Se instala, se aclimata. Carmen no es mala, sólo reservada y callada. En sus ojos parece estar grabada una queja perpetua contra el mundo, contra la gente, contra la vida.
María se esfuerza por no molestar. Cocina temprano, cuando la casera todavía duerme. Se desplaza con sigilo. Apenas enciende la tele. Vive como una ratoncita.
Y entonces aparece Lola.
La gata llega por su cuenta, o mejor dicho, se queda. Es gris, delgada, con unos ojos verdes y astutos. Está en la entrada del edificio, maúlla con voz triste, como diciendo: «Por favor, llévame a casa».
María no puede resistirse. La lleva al piso, la alimenta, le da de beber y la acomoda en una caja con una toalla vieja. Lola se enrolla, ronronea y, de repente, María siente que algo dentro de ella se descongela por primera vez en meses.
Lola, mi niña.
Esconder al gato parece fácil. Carmen casi no entra en la habitación de María. Además, Lola es una silenciosa: no araña, no corre por los rincones, solo ronronea y duerme en el alféizar.

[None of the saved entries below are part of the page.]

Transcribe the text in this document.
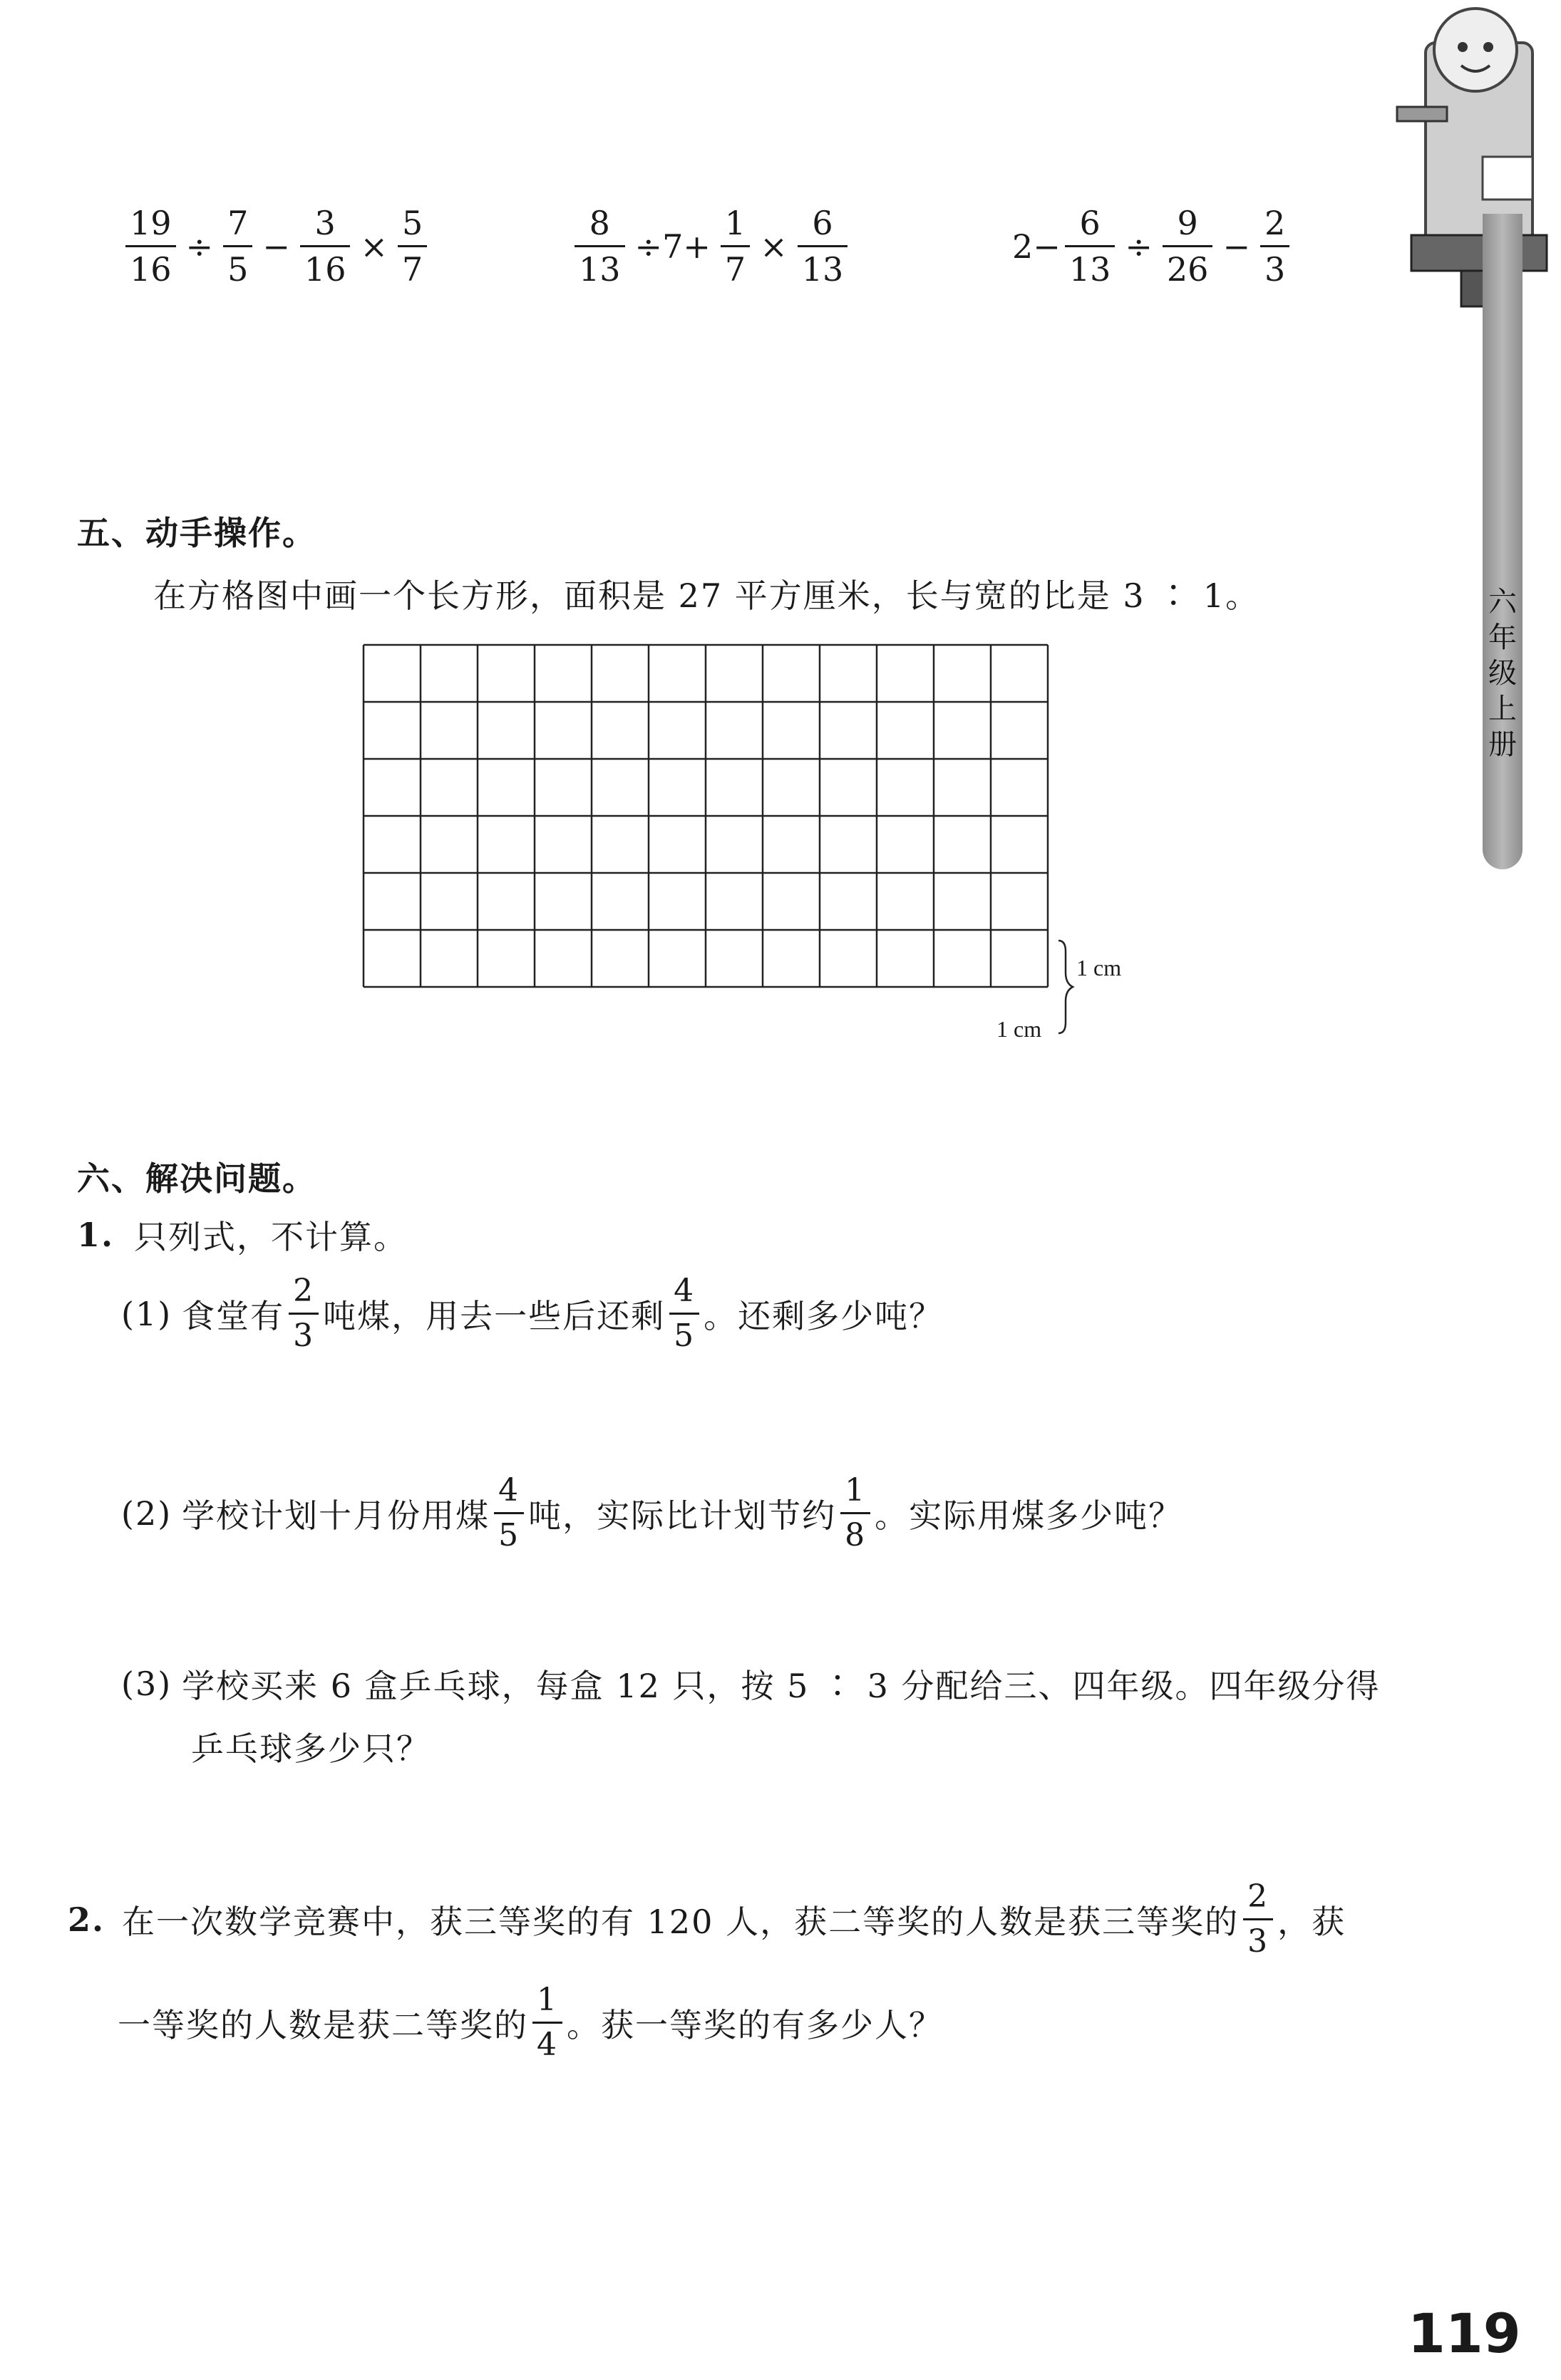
$\frac{19}{16} \div \frac{7}{5} - \frac{3}{16} \times \frac{5}{7}$	$\frac{8}{13} \div 7+ \frac{1}{7} \times \frac{6}{13}$	$2- \frac{6}{13} \div \frac{9}{26} - \frac{2}{3}$
五、动手操作。
在方格图中画一个长方形，面积是 27 平方厘米，长与宽的比是 3 ∶ 1。
1 cm
1 cm
六、解决问题。
1. 只列式，不计算。
(1) 食堂有 $\frac{2}{3}$ 吨煤，用去一些后还剩 $\frac{4}{5}$ 。还剩多少吨？
(2) 学校计划十月份用煤 $\frac{4}{5}$ 吨，实际比计划节约 $\frac{1}{8}$ 。实际用煤多少吨？
(3) 学校买来 6 盒乒乓球，每盒 12 只，按 5 ∶ 3 分配给三、四年级。四年级分得
乒乓球多少只？
2. 在一次数学竞赛中，获三等奖的有 120 人，获二等奖的人数是获三等奖的 $\frac{2}{3}$ ，获
一等奖的人数是获二等奖的 $\frac{1}{4}$ 。获一等奖的有多少人？
六年级上册
119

Una tarde, la voz de Carmen hiela el aire:
¡María!
El tono de la casera es tan gélido que María tiembla. Sale al pasillo y ve a Carmen de pie en la puerta, la cara contraída, con un manojo de pelaje gris en la mano.
¿Qué es eso? ¡¿Qué hay ahí?!
Carmen, yo
¿Un gato?
Carmen grita como si hablara de una serpiente o una rata. Su rostro se enrojece, sus manos tiemblan.
¡No soporto esos bichos! ¡Suciedad! ¡Pelo por todas partes! ¡Olor!
Pero está limpia.
¡Que el espíritu del gato no quede, o desocupe el piso!
Carmen se da la vuelta y se marcha, cerrando con fuerza la puerta. María se desploma en el sofá, temblando. Lola se acerca, se frota contra sus piernas y maúlla con pena.
¿Qué vamos a hacer, niña mía? susurra María ¿A dónde iremos?
Las lágrimas se le escapan sin que pueda detenerlas. ¿Empezar de nuevo? ¿Buscar otro sitio? ¿Empacar todo?
No puede marcharse. No tiene fuerzas.
Entonces decide: mientras no la echen a la fuerza, se quedará. Y esconderá al gato mejor que nunca.
Los días siguientes se convierten en un juego de espionaje absurdo y agotador, pero no hay alternativa. María esconde a Lola en el armario cada vez que escucha los pasos de Carmen por el pasillo. Le da de comer solo de madrugada o al anochecer, cuando Carmen va al supermercado. El arenero lo oculta en el rincón más alejado, detrás de una maleta vieja.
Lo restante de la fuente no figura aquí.